Sorry i havent gotten back to you guys thanks alot though... The smoke wasnt as good as i expected but it got me high .... I had 2 plants each about 3 ft high. i recieved about 8oz. after dried ... i thought i would get more... i didnt really take any good pics but i have one really terrible one ..its already gone thats the sad part .. i feel like i should be taking care of my plants everyday but they are not there..


----------



## BSki8950 (Oct 30, 2006)

i want to try and grow some more advanced strains now but im still tryin think why i didnt get as much bud as i could have ... i had them in small pots maybe that could be it ????


----------



## trillions of atoms (Oct 30, 2006)

hey man, 8 ozs of free weed is better than no weed...


sell it to friends for 300 an oz and go buy you an oz or two of someting fire like white widow or some other dank strain grown professionally in yer area.....

i know 100 ppl who would buy that unpressed bud for 20 a gram right NOW


----------



## THE BROTHER'S GRUNT (Oct 31, 2006)

BSki8950 said:
			
		

> Sorry i havent gotten back to you guys thanks alot though... The smoke wasnt as good as i expected but it got me high .... I had 2 plants each about 3 ft high. i recieved about 8oz. after dried ... i thought i would get more... i didnt really take any good pics but i have one really terrible one ..its already gone thats the sad part .. i feel like i should be taking care of my plants everyday but they are not there..

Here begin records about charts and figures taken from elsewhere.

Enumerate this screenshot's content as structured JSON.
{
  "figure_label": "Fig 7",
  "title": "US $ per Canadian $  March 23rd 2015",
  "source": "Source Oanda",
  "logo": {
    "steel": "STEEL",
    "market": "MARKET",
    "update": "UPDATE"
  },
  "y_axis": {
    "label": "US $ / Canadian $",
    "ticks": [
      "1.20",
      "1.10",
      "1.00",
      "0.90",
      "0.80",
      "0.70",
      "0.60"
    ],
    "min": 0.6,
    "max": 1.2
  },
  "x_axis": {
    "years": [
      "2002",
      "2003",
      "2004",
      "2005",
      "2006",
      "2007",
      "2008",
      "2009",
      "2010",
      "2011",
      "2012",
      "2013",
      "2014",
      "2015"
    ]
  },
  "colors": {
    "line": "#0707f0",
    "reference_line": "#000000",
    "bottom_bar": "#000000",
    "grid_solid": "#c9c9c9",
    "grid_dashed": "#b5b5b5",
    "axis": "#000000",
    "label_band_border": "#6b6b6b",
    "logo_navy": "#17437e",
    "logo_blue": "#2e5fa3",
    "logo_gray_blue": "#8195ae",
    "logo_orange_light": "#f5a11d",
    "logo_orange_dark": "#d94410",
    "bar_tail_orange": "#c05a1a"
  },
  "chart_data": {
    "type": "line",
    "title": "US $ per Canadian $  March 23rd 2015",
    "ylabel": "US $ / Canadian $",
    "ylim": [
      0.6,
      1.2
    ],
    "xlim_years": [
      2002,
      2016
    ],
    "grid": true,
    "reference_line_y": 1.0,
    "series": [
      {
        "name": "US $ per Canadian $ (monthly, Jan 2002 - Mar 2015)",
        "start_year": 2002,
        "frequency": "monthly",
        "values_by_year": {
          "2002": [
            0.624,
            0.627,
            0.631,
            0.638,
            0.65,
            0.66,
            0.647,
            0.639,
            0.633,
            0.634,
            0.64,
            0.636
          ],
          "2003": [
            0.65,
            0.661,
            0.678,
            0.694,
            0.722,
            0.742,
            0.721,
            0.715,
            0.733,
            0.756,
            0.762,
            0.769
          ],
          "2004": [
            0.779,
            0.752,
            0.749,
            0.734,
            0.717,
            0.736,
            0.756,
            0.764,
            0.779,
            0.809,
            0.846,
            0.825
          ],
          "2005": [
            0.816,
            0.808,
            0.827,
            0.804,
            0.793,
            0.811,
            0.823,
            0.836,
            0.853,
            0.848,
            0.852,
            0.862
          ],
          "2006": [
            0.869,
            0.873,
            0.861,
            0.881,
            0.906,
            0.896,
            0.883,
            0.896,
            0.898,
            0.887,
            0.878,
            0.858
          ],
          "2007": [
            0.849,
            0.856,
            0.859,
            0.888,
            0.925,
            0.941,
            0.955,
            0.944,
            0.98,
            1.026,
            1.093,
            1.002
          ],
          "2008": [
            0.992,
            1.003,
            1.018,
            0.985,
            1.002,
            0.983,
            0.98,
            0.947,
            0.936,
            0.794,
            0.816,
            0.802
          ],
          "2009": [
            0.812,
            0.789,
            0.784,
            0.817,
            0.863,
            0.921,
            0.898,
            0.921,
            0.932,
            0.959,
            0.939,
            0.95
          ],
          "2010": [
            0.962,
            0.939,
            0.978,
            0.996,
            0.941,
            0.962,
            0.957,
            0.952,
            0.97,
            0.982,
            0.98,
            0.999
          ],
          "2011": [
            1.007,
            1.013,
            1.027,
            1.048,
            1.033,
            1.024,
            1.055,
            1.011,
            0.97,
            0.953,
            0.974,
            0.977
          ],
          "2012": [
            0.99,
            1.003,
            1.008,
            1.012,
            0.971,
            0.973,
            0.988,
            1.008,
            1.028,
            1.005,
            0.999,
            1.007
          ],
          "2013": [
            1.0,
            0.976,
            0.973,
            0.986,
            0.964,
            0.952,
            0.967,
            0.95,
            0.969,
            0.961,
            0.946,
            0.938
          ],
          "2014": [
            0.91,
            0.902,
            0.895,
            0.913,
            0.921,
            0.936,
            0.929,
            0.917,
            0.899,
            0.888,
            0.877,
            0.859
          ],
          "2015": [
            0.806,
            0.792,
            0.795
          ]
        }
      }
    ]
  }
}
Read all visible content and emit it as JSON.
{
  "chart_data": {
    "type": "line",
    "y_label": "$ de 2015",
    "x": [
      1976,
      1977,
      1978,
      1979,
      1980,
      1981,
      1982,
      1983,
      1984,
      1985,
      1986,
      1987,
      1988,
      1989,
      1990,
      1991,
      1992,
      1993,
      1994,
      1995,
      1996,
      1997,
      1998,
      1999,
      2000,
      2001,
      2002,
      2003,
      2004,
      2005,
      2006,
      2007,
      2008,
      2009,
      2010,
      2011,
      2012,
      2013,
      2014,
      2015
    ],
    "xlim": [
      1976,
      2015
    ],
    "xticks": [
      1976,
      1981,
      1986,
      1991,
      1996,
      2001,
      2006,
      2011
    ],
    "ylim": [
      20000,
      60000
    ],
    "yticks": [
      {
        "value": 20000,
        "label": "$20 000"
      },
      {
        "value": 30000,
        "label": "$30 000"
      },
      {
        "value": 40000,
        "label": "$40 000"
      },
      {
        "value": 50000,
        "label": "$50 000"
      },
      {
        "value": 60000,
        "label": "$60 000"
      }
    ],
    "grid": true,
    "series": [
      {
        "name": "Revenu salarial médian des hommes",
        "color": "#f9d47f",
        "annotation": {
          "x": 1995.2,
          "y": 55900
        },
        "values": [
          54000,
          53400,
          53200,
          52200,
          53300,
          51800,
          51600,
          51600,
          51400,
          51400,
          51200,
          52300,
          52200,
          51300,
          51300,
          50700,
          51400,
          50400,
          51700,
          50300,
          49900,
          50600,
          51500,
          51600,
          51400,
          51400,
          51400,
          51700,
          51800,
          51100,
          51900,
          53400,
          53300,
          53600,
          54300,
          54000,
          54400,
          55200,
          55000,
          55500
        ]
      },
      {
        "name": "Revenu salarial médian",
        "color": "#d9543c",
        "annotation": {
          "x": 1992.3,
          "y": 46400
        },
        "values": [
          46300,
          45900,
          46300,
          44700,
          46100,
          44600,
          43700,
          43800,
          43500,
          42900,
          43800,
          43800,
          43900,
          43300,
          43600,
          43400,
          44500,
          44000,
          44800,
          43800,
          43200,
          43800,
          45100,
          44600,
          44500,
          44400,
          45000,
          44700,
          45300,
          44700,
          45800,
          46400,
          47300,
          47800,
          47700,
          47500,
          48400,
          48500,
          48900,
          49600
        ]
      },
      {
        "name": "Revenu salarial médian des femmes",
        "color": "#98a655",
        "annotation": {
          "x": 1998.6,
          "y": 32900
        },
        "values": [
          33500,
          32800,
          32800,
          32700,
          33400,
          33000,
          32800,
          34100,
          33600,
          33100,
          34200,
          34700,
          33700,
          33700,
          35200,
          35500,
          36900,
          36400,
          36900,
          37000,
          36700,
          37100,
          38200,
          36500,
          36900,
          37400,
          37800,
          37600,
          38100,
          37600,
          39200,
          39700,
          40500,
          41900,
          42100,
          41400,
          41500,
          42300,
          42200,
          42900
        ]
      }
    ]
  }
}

*Hey man like TOA said 8 oz. of free bud is better then paying for it. Why not buy some seeds online? Anyway i hope you get another grow going soon.  *


----------



## BSki8950 (Oct 31, 2006)

thanks for the advice guys ... it will get better with the help of you guys and this site .. yea not alot of people have the white widow or crazy strains around here ... just called regs and kind bud ..im always keepin my eyes out tho


----------